Wednesday, July 08, 2009

DAY THREE

This evening, Friend 3 asked me which episode of this season of Torchwood would be the dud. She was voting for Wednesday, on the grounds that it's the middle. I disagreed - I've a soft spot for James Moran, as his twitter is so funny and enthusiasm for slaying so infectious. I think, if any, it'll be Friday that drops the ball. I don't trust Torchwood, not even this new Improved version, to be able to wrap this up with the same smoothness it's started. Plus, I anticipate there will be tears. But we'll see.
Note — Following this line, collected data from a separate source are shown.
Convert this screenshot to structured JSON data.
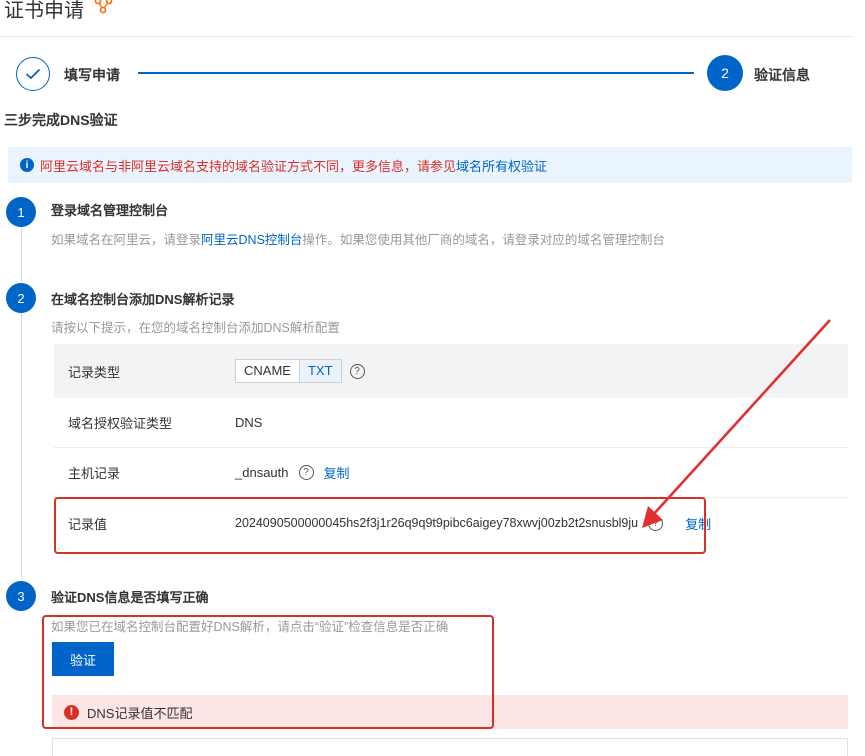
{
  "page": {
    "title": "证书申请"
  },
  "steps": {
    "step1_label": "填写申请",
    "step2_number": "2",
    "step2_label": "验证信息"
  },
  "section": {
    "heading": "三步完成DNS验证"
  },
  "notice": {
    "icon": "i",
    "text": "阿里云域名与非阿里云域名支持的域名验证方式不同，更多信息，请参见",
    "link": "域名所有权验证"
  },
  "step_one": {
    "number": "1",
    "title": "登录域名管理控制台",
    "desc_before": "如果域名在阿里云，请登录",
    "desc_link": "阿里云DNS控制台",
    "desc_after": "操作。如果您使用其他厂商的域名，请登录对应的域名管理控制台"
  },
  "step_two": {
    "number": "2",
    "title": "在域名控制台添加DNS解析记录",
    "desc": "请按以下提示，在您的域名控制台添加DNS解析配置",
    "rows": {
      "record_type": {
        "label": "记录类型",
        "options": [
          "CNAME",
          "TXT"
        ],
        "selected": "TXT"
      },
      "auth_type": {
        "label": "域名授权验证类型",
        "value": "DNS"
      },
      "host": {
        "label": "主机记录",
        "value": "_dnsauth",
        "copy": "复制"
      },
      "record_value": {
        "label": "记录值",
        "value": "2024090500000045hs2f3j1r26q9q9t9pibc6aigey78xwvj00zb2t2snusbl9ju",
        "copy": "复制"
      }
    }
  },
  "step_three": {
    "number": "3",
    "title": "验证DNS信息是否填写正确",
    "desc": "如果您已在域名控制台配置好DNS解析，请点击“验证”检查信息是否正确",
    "button": "验证",
    "error_icon": "!",
    "error": "DNS记录值不匹配"
  },
  "help_glyph": "?",
  "colors": {
    "accent": "#0064c8",
    "error": "#d93026",
    "annotation": "#e03030"
  }
}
In any case, this is barely a season any more. It's a Classic series Doctor Who five-parter, making up a single story, but done properly. Since the revamped series started serving pacy 45 minute episodes, there has been many a complaint that the format rushes stories. Arguably true, but few Classic stories ever justify or take advantage of a film-length running time. Cut back the padding, and you're almost back to 45 minutes again. Torchwood is actually, for the first time in its life, teaching Doctor Who how to do something. How to do a multi-part story. We need to stop thinking of it as the same creature as its first to seasons. This is TW 2.0. I couldn't bear to hear The Dead Line this afternoon. I can't go back. Owen was my favourite team member, and I haven't missed him once since the week started. I can't help but think in terms of two different shows. If it is renewed, I hope they don't go back to monster-of-the-week-in-Cardiff. I hope they take the brilliant boost in quality and run with it to interesting places.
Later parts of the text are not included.